Section 9 PBQs
While investigating a potential cybercrime, a junior digital forensics specialist leaves an important hard drive in a public area overnight. A senior digital forensics specialist finds the hard drive in the morning and says that it is no longer evidence in the case. What made the hard drive unusable in court? (Select two.)
- The forensics team did not maintain the provenance of the hard drive. - The forensics team did not maintain the chain of custody.
You have been asked to draft a document related to evidence-gathering that contains details about personnel in possession and control of evidence from the time of discovery up through the time of presentation in court.
Chain of custody
What is the MOST important element related to evidence in addition to the evidence itself?
Chain of custody document
A CEO asks the tech department to create a console that shows day-to-day incident response and summaries of information drawn from underlying data sources. What can the tech department present to the CEO as a viable option?
Dashboards
In cybersecurity investigations, why is it crucial to ensure the admissibility of digital evidence collected from computer systems?
Due process and the fair application of laws require proper handling of digital evidence.

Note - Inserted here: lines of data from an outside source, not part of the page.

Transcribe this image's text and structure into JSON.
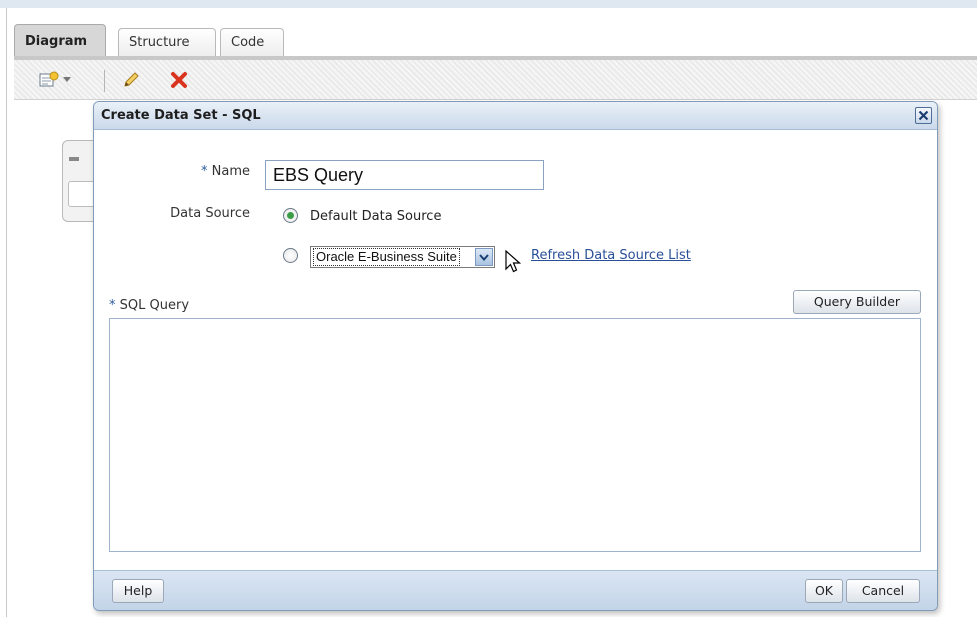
{
  "tabs": [
    {
      "label": "Diagram",
      "active": true
    },
    {
      "label": "Structure",
      "active": false
    },
    {
      "label": "Code",
      "active": false
    }
  ],
  "toolbar": {
    "icons": [
      "new-data-set-icon",
      "dropdown-arrow-icon",
      "edit-pencil-icon",
      "delete-x-icon"
    ]
  },
  "dialog": {
    "title": "Create Data Set - SQL",
    "name_required_mark": "*",
    "name_label": "Name",
    "name_value": "EBS Query",
    "data_source_label": "Data Source",
    "default_data_source_label": "Default Data Source",
    "default_selected": true,
    "data_source_select_value": "Oracle E-Business Suite",
    "refresh_link": "Refresh Data Source List",
    "sql_query_required_mark": "*",
    "sql_query_label": "SQL Query",
    "sql_query_value": "",
    "query_builder_button": "Query Builder",
    "help_button": "Help",
    "ok_button": "OK",
    "cancel_button": "Cancel"
  },
  "colors": {
    "dialog_border": "#7f9db9",
    "title_bar": "#cbd9ea",
    "link": "#2a4f99",
    "radio_selected": "#3b9c48",
    "delete_icon": "#d9341e"
  }
}
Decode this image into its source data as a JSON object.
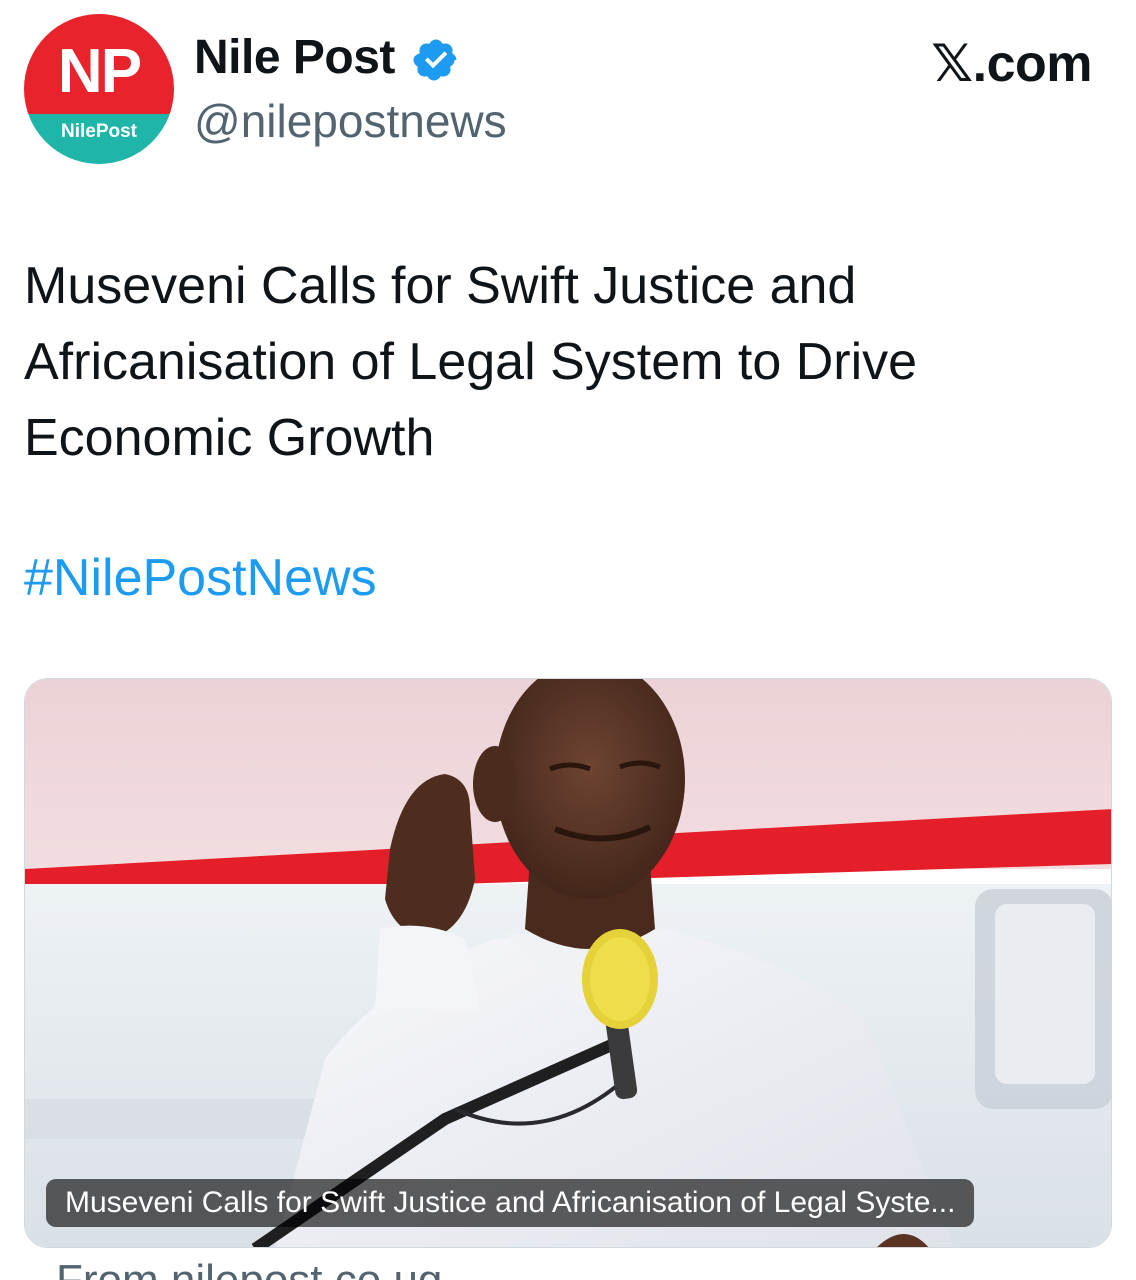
{
  "account": {
    "display_name": "Nile Post",
    "handle": "@nilepostnews",
    "verified": true,
    "avatar": {
      "logo_text": "NP",
      "sub_text": "NilePost",
      "colors": {
        "top": "#e8232b",
        "bottom": "#1fb5a8"
      }
    }
  },
  "brand": "𝕏.com",
  "tweet": {
    "text": "Museveni Calls for Swift Justice and Africanisation of Legal System to Drive Economic Growth",
    "hashtag": "#NilePostNews"
  },
  "card": {
    "caption": "Museveni Calls for Swift Justice and Africanisation of Legal Syste...",
    "source": "From nilepost.co.ug"
  },
  "colors": {
    "link": "#1d9bf0",
    "secondary_text": "#536471",
    "verified_badge": "#1d9bf0"
  },
  "icons": {
    "verified": "verified-badge-icon",
    "microphone": "microphone-icon"
  }
}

A lawyer is preparing a subpoena for an upcoming cybercrime case and is consulting with a digital forensics specialist. The lawyer explains the need for the ability to parse through data quickly and provide a copy of everything found to the opposing counsel. Which utility can accomplish these requests?
E-discovery
Your company is about to begin litigation, and you need to gather information. You need to get emails, memos, invoices, and other electronic documents from employees. You'd also like to get printed, physical copies of documents. Which tool would you use to gather this information?
Legal hold
As a digital forensic analyst, you have completed an investigation and are now tasked with creating a report summarizing your findings. Which of the following principles should guide your report writing?
The evidence must not be changed or manipulated unless necessary. If it is changed or manipulated, the reasons why and process used must be recorded.
You are a digital forensic analyst working on a high-profile case. You have been given access to a variety of data sources, including dashboards, log data, and host operating system logs. You need to determine the most effective way to gather evidence for your investigation. Which of the following approaches would be the MOST effective?
Utilize all the data sources (dashboards, log data, and host operating system logs) to gather a comprehensive set of evidence.
When conducting a cybersecurity investigation, how does recording the evidence acquisition process on video help to ensure the collected evidence's integrity?
Video recording proves the evidence originated directly from the crime scene.